What makes humans different from machines is they can excel at leadership, teamwork, creativity and social skills. On the other hand, machines specialize in speed, scalability and quantitative capabilities. Business requires both kinds of proficiencies—and that’s where a blending of human, AI and automation capabilities is key.
Warehouses of the future will have humans working in tandem with a collaborative robot, or cobot, according to Supply Chain Drive. These machines will be able to take on tedious, repetitive tasks so that staff can grow and develop, and eventually take on more rewarding, mindful work.
Even today, in the retail environment, humans and robots can be seen working together in a major way.
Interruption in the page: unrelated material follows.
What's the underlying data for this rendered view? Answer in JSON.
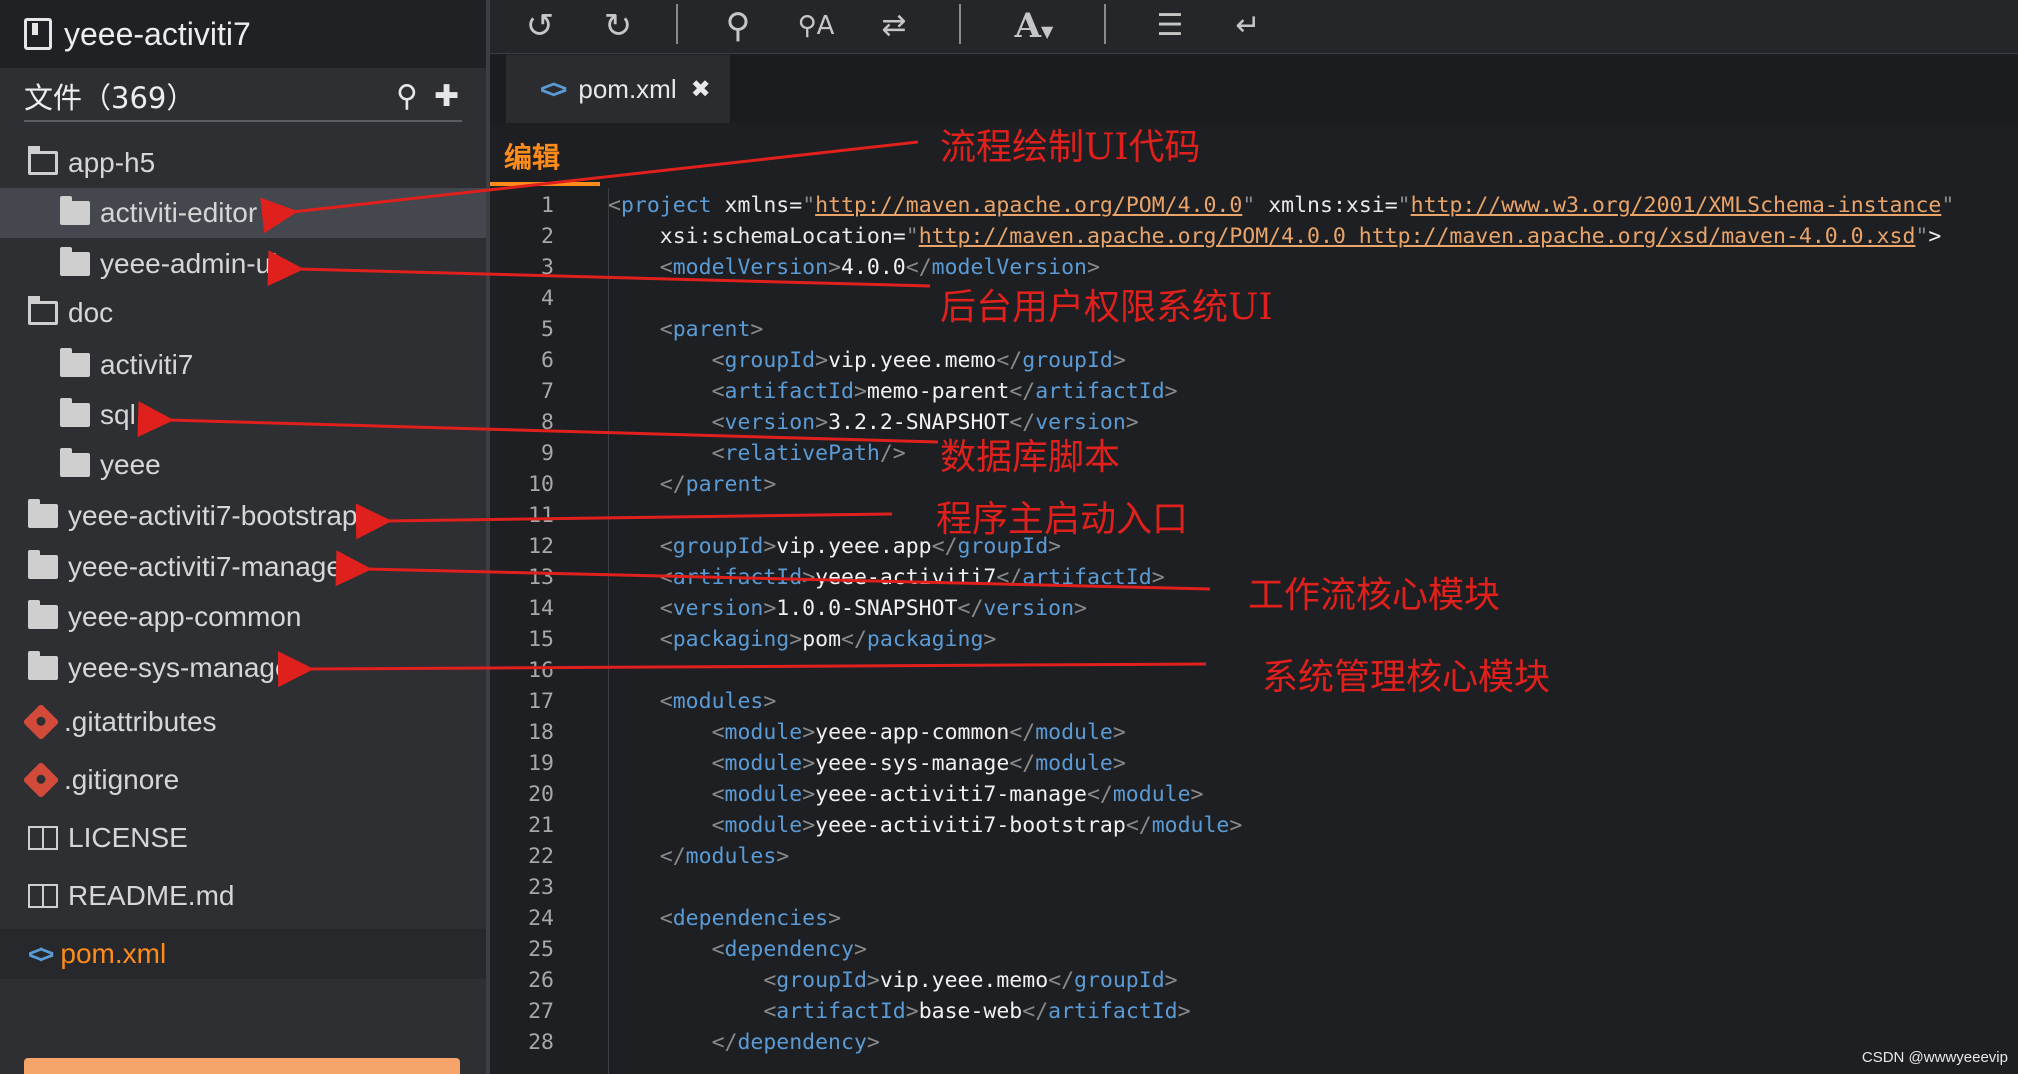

At more than 1,500 Walmart locations, thousands of automated shelf-scanners, box-unloaders, artificial-intelligence cameras and other machines doing the jobs once left to human employees can be found, the Washington Post reported.
Combining the unique, strategic thinking of humans with the efficiencies that automation and AI offer will be vital to helping warehouses and retailers of the future prosper. For example, humans could make more use of voice-enabled and wearable mobile technology to make picking and receiving more efficient, resulting in a ‘bionic’ worker that uses technology to become more productive. Also, automated processes involving robots or drones picking up items in giant labyrinthine warehouses could help control costs and enhance the competitiveness of the retailer.
While machines can tackle certain tasks far better than humans, they still require human intervention for more complex tasks that require strategic, empathetic and creative results, according to Clara Shih, founder of the software company Hearsay Systems, Inc. reported. This approach is called a “humans-in-the-loop” relationship, where people allow algorithms to process while still overseeing and refining them. Shih emphasized that machines are just one resource humans can use, and that humans, not machines, have the skills needed to make truly useful business relationships.
How the workforce will be affected?
“Most people’s jobs are going to be affected, and it’s going to accelerate pretty rapidly over the next five to 10 years,” according to Boston University professor Iain Cockburn, Boston 25 News reported. “I think that’s a good reason for you to think about upgrading your skills, finding ways to use what we can do better than machines, which is imagination, creativity, judgment.”
Another way of addressing robotics and automation in the workplace is by helping humans develop complementary, not competing, skills with technology, according to Dave Coplin, author of The Rise of the Humans and CEO of the Envisioners, Inc. reported. According to Harvard Business Review, helping employees develop “fusion skills"—those that enable them to work effectively at the human-machine interface—requires a significant commitment from companies.
E-commerce giant Amazon recently demonstrated such commitment by recently announcing plans to spend $70 million to retrain about a third of its American workers to do more high-tech tasks, the New York Times reported. The training program will apply across the company, from corporate employees to warehouse workers, retraining about 100,000 by 2025. Amazon has about 300,000 employees in the United States.
Harvard Business Review also suggested that company roles in the future will be “redesigned around the desired outcomes of reimagined processes, and corporations will increasingly be organized around different types of skills rather than around rigid job titles.”